And while “going into the low 200s overnight” may not need a hospital visit, it MAY indicate something ELSE going on that needs attending to, perhaps something that has nothing to do with his diabetes.

When does a problem become “recurring and chronic”? Most people with Type 1 diabetes have excursions outside their target range, sometimes very far outside their target range, multiple times a day. That is every day, not just on occasion. These patients are not told to contact their diabetes team for every single little decision or adjustment that has to be made. And, in fact, many times these patients are told to look for patterns over an extended period of time before making any chnages to their insulin. I have never met an endocrinologist who has gotten mad or asked me why on earth I’ve gone above their authority when I’ve changed my insulin pump settings between appointments, because that’s what’s expected and needed with managing Type 1 diabetes.
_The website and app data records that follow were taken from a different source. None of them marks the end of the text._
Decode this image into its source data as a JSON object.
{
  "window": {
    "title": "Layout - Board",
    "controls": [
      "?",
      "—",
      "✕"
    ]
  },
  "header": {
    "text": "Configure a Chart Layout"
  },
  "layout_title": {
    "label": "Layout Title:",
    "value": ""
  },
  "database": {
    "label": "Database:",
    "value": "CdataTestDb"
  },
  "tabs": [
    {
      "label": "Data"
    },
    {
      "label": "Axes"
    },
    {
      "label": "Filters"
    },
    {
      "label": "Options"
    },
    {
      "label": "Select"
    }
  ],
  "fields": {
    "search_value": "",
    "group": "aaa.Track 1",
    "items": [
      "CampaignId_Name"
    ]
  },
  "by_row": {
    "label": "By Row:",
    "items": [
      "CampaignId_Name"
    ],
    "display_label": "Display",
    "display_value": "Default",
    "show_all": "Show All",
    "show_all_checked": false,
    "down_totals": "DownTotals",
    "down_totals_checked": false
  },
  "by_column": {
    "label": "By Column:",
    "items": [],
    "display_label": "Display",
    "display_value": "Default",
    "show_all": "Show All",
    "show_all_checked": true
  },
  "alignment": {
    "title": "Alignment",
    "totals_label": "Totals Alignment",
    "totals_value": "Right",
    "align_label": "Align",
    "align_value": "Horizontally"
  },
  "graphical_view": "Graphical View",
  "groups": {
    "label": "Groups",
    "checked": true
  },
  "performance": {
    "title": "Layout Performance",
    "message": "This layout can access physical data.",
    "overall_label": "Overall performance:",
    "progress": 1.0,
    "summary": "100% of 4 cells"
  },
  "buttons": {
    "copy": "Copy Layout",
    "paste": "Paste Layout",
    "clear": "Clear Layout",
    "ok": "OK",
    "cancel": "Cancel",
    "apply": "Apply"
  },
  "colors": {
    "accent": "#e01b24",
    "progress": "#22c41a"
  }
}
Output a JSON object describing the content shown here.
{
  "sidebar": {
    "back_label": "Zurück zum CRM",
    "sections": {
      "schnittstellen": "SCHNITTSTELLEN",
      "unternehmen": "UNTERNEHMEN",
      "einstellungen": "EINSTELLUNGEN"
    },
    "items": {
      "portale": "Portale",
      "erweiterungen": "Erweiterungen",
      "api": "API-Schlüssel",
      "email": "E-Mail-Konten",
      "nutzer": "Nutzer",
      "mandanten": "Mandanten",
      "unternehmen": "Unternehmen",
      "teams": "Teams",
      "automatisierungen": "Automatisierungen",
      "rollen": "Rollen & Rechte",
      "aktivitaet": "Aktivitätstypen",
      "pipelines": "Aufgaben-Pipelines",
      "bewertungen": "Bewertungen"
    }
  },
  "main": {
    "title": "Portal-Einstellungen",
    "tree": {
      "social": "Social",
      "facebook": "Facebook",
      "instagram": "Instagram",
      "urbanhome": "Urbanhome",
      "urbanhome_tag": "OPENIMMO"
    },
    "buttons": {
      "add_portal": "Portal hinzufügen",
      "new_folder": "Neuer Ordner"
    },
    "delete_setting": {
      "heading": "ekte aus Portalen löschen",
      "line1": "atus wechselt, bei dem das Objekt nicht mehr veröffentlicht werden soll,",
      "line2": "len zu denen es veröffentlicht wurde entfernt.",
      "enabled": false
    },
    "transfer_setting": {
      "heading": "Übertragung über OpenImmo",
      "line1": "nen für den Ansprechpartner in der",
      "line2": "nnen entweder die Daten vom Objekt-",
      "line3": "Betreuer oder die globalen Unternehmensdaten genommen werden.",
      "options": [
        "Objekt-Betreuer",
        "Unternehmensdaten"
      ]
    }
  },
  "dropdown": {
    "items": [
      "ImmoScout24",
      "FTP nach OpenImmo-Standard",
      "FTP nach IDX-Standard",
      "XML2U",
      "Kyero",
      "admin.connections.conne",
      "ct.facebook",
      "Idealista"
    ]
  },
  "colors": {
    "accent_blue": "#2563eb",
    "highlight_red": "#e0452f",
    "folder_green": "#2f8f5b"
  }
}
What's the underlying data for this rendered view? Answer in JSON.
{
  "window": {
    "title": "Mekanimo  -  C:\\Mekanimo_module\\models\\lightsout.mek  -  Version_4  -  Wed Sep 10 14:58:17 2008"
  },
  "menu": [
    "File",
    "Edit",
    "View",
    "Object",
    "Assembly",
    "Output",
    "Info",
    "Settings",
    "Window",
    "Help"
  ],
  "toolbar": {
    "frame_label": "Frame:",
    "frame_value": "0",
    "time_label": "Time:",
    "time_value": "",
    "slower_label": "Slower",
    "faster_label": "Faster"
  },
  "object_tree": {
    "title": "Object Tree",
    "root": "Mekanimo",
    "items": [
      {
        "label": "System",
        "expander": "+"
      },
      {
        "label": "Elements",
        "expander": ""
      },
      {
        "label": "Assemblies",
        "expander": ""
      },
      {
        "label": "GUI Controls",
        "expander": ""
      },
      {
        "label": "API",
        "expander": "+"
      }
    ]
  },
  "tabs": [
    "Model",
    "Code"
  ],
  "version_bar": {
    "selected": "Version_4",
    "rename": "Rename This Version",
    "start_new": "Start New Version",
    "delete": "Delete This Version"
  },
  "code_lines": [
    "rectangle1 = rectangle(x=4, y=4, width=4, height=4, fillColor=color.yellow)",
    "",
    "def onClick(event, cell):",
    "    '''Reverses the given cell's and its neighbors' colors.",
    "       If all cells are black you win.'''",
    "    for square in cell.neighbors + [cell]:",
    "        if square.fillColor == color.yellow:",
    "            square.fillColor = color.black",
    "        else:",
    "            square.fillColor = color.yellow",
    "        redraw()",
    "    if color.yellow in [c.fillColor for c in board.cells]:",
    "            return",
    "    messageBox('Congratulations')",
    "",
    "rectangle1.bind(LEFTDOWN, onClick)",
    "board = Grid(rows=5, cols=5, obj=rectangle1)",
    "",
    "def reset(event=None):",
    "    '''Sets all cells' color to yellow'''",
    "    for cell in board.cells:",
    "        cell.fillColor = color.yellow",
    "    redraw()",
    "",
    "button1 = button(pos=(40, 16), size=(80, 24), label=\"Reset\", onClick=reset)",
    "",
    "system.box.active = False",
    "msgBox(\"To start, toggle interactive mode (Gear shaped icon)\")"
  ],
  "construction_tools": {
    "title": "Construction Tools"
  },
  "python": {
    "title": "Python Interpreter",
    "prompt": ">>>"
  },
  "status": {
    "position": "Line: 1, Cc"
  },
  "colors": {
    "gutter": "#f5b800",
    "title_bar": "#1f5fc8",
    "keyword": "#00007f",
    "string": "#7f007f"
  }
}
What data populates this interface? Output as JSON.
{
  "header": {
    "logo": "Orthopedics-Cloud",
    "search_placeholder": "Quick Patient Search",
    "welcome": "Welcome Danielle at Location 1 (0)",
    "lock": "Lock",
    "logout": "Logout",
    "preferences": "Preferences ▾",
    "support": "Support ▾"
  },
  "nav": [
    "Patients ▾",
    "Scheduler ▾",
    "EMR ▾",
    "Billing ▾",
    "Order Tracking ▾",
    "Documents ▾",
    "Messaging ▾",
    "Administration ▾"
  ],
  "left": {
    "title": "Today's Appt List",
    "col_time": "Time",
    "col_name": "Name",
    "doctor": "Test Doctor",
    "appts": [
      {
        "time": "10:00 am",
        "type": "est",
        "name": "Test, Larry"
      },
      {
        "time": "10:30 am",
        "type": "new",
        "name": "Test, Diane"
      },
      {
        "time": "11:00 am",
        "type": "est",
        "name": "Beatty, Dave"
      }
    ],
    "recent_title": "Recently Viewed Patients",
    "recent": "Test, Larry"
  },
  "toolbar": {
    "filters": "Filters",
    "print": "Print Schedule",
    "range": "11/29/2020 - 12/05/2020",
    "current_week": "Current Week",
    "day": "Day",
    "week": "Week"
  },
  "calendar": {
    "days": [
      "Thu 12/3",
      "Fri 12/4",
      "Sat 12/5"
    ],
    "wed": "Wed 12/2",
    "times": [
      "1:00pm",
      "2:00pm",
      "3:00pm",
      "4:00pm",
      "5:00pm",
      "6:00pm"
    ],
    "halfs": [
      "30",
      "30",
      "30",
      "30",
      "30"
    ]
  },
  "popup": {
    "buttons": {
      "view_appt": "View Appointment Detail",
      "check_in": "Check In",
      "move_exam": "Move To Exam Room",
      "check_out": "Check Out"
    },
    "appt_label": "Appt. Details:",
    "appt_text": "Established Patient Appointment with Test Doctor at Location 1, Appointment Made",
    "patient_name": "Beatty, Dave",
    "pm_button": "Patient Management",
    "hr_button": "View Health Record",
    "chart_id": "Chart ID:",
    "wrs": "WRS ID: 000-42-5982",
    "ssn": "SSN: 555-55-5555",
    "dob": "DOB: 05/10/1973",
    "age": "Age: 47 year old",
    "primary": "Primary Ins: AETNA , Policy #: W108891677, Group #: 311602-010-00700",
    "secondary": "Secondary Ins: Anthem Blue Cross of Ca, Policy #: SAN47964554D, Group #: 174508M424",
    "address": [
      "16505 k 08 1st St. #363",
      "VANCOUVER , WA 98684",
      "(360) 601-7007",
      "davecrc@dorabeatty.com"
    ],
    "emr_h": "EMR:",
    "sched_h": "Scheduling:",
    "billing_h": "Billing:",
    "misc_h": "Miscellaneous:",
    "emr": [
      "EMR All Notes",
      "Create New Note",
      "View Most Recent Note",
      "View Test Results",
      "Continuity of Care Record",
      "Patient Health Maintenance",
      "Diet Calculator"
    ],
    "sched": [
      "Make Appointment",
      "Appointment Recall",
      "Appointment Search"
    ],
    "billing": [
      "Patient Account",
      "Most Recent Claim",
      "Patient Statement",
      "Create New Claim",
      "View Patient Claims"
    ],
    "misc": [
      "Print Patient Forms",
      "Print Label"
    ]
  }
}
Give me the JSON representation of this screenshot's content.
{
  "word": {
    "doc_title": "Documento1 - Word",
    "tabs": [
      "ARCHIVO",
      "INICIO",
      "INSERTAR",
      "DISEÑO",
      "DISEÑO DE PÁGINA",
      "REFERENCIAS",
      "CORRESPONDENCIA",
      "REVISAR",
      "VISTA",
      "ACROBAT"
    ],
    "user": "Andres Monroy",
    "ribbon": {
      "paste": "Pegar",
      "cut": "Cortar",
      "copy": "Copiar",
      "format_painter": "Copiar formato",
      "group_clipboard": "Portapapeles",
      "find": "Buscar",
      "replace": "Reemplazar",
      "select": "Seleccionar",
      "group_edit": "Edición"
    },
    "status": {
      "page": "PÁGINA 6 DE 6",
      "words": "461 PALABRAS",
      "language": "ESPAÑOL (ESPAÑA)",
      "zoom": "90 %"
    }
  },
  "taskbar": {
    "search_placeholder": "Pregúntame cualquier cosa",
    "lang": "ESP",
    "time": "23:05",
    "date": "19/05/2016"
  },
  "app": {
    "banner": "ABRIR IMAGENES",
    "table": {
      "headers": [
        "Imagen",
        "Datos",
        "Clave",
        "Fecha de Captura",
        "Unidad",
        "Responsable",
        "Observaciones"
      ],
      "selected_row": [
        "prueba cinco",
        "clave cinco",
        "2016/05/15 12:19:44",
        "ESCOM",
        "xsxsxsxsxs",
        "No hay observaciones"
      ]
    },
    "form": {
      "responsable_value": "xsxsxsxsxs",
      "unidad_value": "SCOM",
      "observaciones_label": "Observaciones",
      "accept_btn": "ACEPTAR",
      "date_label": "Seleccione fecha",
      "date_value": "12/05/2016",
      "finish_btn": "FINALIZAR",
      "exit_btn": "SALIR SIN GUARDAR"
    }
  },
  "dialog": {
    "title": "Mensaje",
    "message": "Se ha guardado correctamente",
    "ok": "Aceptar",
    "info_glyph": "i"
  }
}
…but he indicated in his original post that the source of the problem is evening snacking. A lot of times highs and lows just have no cause that anyone, doctor or otherwise, can figure out. Why would anyone jump to the conclusion that a modest high with a known cause could be due to something besides diabetes?! That is diabetes. What you see above is an average day for someone with Type 1 diabetes. Not dangerous, not alarming, not exceptional, not something to freak out over. A problem to solve. And, yeah, sometimes it takes a few weeks to get dosages re-adjusted and a period of going high smoothed out. And then, instead of trying to tame a high at night, it’s on to trying to prevent a low mid-afternoon, or stopping a rapid rise after dinner, or figuring out how to bike to work without going low. Every day is a balancing act between high and low.

I’m still very curious to know whether you have any actual experience living with diabetes. From what you are posting, I would guess that the answer is no. But maybe I’m wrong.